Kedua, meyakini ibadah puasa dan ibadah lainya adalah kebutuhan kita. Allah subhanahu wata’ala tidak membutuhkan apapun dari manusia termasuk tidak butuh keimanan dan ibadah manusia. Tetapi manusialah yang akan selalu membutuhkan Allah subhanahu wata’ala.

Hal ini ditegaskan dalam Qur’an Surat Fatir ayat 15:
يَتأَها النَّاسُ أَنتُمُ الْفُقَرَآءُ إِلَى اللهِ وَاللهُ هُوَ الْغَنى الحميد)

Artinya: “Hai manusia, kamulah yang butuh kepada Allah; dan Allah Dialah Yang Maha Kaya (tidak memerlukan sesuatu) lagi Maha Terpuji”.

Di antara makna ayat ini adalah bahwa Allah subhanahu wata’ala menegaskan kepada semua manusia bukan hanya kepada yang telah beriman dan juga memberitahukan keadaan dan sifat mereka, bahwa mereka butuh kepada Allah  SWT dalam semua keadaan.

Mereka butuh diciptakan, mereka butuh diberikan kemampuan untuk melakukan sesuatu, mereka butuh diberi-NYA rezeki dan kenikmatan, mereka butuh dihindarkan dari bencana, mereka butuh diurus dan diatur-NYA, mereka butuh beribadah kepada-NYA, mereka butuh diajarkan-NYA sesuatu yang belum mereka ketahui, dan mereka butuh segalanya kepada Allah SWT, baik mereka sadari atau tidak.

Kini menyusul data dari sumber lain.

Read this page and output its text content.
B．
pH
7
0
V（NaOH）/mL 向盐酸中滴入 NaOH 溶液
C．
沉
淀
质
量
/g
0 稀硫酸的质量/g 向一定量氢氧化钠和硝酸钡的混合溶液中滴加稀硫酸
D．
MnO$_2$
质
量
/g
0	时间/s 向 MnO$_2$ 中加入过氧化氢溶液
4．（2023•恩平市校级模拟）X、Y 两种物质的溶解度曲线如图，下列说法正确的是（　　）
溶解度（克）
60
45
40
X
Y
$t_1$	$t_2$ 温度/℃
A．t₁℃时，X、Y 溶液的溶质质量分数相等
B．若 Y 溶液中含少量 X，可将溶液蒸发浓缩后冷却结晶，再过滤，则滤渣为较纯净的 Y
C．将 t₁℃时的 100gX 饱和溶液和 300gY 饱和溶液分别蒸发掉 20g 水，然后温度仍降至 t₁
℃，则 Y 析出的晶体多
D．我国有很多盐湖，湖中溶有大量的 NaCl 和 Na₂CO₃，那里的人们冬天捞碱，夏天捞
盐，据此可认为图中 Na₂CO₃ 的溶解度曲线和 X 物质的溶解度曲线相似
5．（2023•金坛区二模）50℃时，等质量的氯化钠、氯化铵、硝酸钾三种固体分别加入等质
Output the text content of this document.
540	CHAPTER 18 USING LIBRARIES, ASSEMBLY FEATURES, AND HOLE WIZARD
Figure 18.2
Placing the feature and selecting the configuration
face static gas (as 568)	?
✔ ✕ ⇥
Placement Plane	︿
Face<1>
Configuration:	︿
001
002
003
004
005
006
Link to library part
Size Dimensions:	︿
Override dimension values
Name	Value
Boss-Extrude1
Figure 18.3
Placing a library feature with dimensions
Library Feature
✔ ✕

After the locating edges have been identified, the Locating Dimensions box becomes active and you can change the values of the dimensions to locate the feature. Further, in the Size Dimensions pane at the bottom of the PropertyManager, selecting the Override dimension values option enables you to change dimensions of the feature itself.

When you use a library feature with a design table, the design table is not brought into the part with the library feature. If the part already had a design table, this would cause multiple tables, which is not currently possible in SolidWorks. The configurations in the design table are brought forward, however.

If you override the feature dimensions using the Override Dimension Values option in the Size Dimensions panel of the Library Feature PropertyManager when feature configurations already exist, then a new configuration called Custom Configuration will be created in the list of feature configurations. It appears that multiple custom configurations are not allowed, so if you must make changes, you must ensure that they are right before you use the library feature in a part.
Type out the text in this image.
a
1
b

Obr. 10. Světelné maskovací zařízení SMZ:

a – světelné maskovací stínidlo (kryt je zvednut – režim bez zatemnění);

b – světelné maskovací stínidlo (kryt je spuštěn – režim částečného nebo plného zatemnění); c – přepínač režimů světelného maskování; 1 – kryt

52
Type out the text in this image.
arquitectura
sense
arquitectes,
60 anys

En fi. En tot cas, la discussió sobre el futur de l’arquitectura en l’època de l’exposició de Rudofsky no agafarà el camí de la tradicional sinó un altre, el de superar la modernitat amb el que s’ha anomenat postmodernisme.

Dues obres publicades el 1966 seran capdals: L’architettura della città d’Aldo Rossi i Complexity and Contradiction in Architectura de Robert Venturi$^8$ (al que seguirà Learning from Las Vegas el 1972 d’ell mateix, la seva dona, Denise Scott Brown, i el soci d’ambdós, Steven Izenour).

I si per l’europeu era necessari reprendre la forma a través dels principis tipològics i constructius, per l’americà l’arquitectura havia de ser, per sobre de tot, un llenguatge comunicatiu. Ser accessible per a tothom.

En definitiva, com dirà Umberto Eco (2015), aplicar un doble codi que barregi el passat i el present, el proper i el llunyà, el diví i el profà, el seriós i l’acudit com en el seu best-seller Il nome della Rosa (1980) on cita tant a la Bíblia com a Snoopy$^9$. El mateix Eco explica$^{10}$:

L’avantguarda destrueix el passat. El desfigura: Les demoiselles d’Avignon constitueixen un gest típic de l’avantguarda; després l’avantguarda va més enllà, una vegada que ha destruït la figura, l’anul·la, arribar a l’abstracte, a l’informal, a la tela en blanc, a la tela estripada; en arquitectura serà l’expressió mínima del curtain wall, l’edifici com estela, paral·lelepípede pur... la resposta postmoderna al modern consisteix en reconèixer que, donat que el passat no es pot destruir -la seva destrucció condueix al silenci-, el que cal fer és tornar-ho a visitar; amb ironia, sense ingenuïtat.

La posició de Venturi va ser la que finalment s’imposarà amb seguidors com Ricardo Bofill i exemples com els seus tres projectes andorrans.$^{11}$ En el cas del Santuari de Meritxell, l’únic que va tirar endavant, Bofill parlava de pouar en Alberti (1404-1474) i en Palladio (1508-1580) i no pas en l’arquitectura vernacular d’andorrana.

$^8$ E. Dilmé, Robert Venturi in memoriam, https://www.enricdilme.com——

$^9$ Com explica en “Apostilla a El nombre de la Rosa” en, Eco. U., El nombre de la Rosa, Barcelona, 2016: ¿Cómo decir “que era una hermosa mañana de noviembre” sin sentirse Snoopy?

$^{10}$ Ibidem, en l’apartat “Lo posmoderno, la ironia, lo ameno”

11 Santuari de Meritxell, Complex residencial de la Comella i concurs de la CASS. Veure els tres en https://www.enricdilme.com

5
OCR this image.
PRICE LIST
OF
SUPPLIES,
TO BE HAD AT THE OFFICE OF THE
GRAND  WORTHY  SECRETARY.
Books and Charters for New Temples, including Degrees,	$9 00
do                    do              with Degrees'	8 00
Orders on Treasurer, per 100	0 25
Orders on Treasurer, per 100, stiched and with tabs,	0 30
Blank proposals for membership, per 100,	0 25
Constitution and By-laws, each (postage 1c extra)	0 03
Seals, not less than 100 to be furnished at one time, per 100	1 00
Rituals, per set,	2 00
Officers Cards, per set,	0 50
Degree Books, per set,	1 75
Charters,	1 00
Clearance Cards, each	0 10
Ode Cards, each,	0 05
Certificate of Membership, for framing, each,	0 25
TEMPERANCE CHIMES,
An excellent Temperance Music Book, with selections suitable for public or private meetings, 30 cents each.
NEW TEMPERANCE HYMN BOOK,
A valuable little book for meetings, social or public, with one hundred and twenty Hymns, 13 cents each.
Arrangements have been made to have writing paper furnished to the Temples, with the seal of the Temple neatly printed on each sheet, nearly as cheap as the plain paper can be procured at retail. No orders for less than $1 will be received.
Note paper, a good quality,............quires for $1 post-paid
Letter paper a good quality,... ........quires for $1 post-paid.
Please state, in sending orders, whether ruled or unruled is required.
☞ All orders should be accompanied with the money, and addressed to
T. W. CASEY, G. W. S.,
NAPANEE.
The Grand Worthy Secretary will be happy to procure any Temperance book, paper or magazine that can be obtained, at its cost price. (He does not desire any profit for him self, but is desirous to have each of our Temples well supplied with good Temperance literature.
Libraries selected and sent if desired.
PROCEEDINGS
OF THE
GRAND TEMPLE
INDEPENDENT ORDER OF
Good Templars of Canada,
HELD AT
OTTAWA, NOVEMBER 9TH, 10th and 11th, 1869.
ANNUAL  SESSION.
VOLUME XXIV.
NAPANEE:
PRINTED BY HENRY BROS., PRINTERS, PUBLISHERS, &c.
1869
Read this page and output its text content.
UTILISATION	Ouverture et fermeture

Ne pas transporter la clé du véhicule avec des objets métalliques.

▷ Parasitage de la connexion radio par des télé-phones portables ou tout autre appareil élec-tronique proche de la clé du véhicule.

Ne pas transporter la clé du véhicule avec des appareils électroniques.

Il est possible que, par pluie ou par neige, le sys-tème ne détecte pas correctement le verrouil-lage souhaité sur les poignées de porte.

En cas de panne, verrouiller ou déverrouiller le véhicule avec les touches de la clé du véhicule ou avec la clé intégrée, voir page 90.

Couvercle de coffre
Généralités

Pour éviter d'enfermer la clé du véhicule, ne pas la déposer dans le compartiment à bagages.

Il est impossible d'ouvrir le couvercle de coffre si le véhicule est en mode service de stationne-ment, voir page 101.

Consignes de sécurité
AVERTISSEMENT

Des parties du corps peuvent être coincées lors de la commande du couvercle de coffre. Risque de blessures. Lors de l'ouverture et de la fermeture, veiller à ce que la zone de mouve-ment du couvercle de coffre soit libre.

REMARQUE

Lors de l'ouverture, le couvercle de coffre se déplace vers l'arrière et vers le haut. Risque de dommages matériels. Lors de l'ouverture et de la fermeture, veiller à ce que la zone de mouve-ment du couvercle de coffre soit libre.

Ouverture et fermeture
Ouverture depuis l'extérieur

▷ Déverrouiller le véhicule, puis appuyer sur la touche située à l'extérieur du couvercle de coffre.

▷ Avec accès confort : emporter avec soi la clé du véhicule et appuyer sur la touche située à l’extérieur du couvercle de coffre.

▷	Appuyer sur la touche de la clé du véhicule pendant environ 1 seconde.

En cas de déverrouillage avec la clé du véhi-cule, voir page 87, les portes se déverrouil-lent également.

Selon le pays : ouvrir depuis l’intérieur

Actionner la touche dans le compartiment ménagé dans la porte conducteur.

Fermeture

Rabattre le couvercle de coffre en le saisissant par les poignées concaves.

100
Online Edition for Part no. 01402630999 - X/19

Akan tetapi, orang yang diberi taufik di antara mereka seantiasa menyadari kebutuhannya baik yang terkait dengan urusan dunia maupun agama dan merendakan diri kepada-NYA serta meminta-NYA agar tidak menyerahkan urusan kepada dirinya walau sekejap pun serta membantunya dalam semua urusan, maka orang inilah yang lebih berhak mendapatkan pertolongan sempurna dari Allah Tuhannya, dimana Dia lebih sayang kepadanya daripada sayangnya seorang ibu kepada anaknya.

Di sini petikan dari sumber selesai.